Right now would be an excellent time to add some organic pellets to
perennial sections of your garden. They will break down quickly and provide
a little nutrient before things really slow up down-under, in the soil zone.
- By ‘perennial’ I mean the rhubarb, plus the lemon and orange trees and
that patch of mint and parsley that never gets any attention, not just the
flowering perennials in the bedding schemes.
- A reader wrote asking why she can no longer buy cheap seedlings lifted
while you watch them dug and wrapped in wet newspaper? Well as fresh as they
might have been, they did transfer soil borne diseases and certainly a few
weed seeds too.
- Today’s punnet stock seedlings are grown in a media (not soil) that is
pasteurised, at 60°C so it contains no plant pathogens (fungal and
bacterial spores that cause diseases) or weed seeds. Not as much fun to
watch the nurseryfolk prepare, but a lot healthier for your garden.

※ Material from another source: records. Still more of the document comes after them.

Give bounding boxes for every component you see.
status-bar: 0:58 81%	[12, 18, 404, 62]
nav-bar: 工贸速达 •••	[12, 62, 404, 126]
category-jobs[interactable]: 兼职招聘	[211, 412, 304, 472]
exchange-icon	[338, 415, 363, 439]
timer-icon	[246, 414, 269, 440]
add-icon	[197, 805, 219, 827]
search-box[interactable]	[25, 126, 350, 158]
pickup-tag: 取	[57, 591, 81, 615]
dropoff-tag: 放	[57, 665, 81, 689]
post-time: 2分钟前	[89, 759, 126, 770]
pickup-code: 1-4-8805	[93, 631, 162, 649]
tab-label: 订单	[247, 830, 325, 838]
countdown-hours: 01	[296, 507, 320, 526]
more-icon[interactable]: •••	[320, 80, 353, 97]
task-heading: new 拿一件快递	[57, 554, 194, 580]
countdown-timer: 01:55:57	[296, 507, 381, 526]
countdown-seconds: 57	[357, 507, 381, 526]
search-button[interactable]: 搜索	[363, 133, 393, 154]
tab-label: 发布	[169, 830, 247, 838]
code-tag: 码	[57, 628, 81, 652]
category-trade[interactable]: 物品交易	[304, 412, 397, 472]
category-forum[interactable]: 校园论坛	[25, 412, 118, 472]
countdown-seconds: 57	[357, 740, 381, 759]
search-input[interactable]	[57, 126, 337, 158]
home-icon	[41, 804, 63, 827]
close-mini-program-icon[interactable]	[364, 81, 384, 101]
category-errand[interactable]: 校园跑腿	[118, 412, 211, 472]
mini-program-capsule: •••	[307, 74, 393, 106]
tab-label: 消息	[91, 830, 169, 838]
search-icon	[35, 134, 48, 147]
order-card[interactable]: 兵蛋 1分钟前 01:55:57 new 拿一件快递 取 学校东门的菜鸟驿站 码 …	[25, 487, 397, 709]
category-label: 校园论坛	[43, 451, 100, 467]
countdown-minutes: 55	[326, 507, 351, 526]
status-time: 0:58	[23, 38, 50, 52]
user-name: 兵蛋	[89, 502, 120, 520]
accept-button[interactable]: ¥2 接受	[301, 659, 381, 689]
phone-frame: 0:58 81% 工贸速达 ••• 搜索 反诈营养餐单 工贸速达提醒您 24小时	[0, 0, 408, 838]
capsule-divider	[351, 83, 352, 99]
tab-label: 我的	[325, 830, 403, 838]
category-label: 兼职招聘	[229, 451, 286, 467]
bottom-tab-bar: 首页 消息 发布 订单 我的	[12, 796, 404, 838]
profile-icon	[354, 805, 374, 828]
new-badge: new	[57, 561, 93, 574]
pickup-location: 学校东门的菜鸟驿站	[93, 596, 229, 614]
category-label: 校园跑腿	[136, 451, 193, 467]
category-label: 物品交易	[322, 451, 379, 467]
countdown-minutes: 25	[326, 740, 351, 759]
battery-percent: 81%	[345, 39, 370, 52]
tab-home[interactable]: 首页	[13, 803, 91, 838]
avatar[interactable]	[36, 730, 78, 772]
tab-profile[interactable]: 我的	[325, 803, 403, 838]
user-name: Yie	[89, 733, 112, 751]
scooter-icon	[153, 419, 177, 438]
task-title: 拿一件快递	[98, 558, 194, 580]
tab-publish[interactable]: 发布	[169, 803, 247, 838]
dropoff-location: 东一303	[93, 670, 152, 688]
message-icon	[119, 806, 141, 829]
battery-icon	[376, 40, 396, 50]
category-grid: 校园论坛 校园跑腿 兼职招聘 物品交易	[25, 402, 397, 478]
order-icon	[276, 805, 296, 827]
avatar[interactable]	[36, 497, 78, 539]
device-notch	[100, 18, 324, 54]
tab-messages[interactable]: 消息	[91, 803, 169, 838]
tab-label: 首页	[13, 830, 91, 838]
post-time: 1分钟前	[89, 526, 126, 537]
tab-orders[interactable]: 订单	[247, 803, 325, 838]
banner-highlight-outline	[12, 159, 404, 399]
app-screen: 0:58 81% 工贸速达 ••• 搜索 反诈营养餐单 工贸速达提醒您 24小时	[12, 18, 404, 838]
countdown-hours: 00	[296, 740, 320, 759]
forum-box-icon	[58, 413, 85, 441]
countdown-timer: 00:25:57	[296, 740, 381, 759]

- If you have cut all your Chrysanthemums for Mother’s Day and now have
the remainders waving in the wind, it’s time to cut them to the ground and
they make the basal growths that you can divide as rooted runners and share
with friends or plant more in spring. That way the snails get less to eat
too.
- In the flower garden plant seedlings of Cineraria ‘5th Avenue’,
Linaria ‘Fairy Bouquet’, Lobelia ‘Blue Eyes’, Antirrhinum ‘Camelot’,
Aquilegia ‘McKennas’, Poppies, Stock ‘Apple Blossom’, Alyssum ‘Tiny
Tim’, Pansy ‘Tiger Silk’, ‘Au Go Go’, ‘Autumn Jewels’ and
Calendula ‘Bronze Aussie’. Sow seed of Cornflowers
In the vegetable garden seedlings of Cauliflower*, Cabbage* ‘Lionheart’,
Celery ‘American Stringless’, Lettuce* ‘Combo’ pack of Mignonettes,
Cos, Butterheads and heading types, Onion ‘Cream Gold’ (mild flavour) and
‘Californian Red’ (real onion taste) and Snow Peas* either from punnets or
seed sown along with all those marked *. Sow seed also of White Mustard for
nematode control, Broad Beans for green manure and Turnips to eat while small.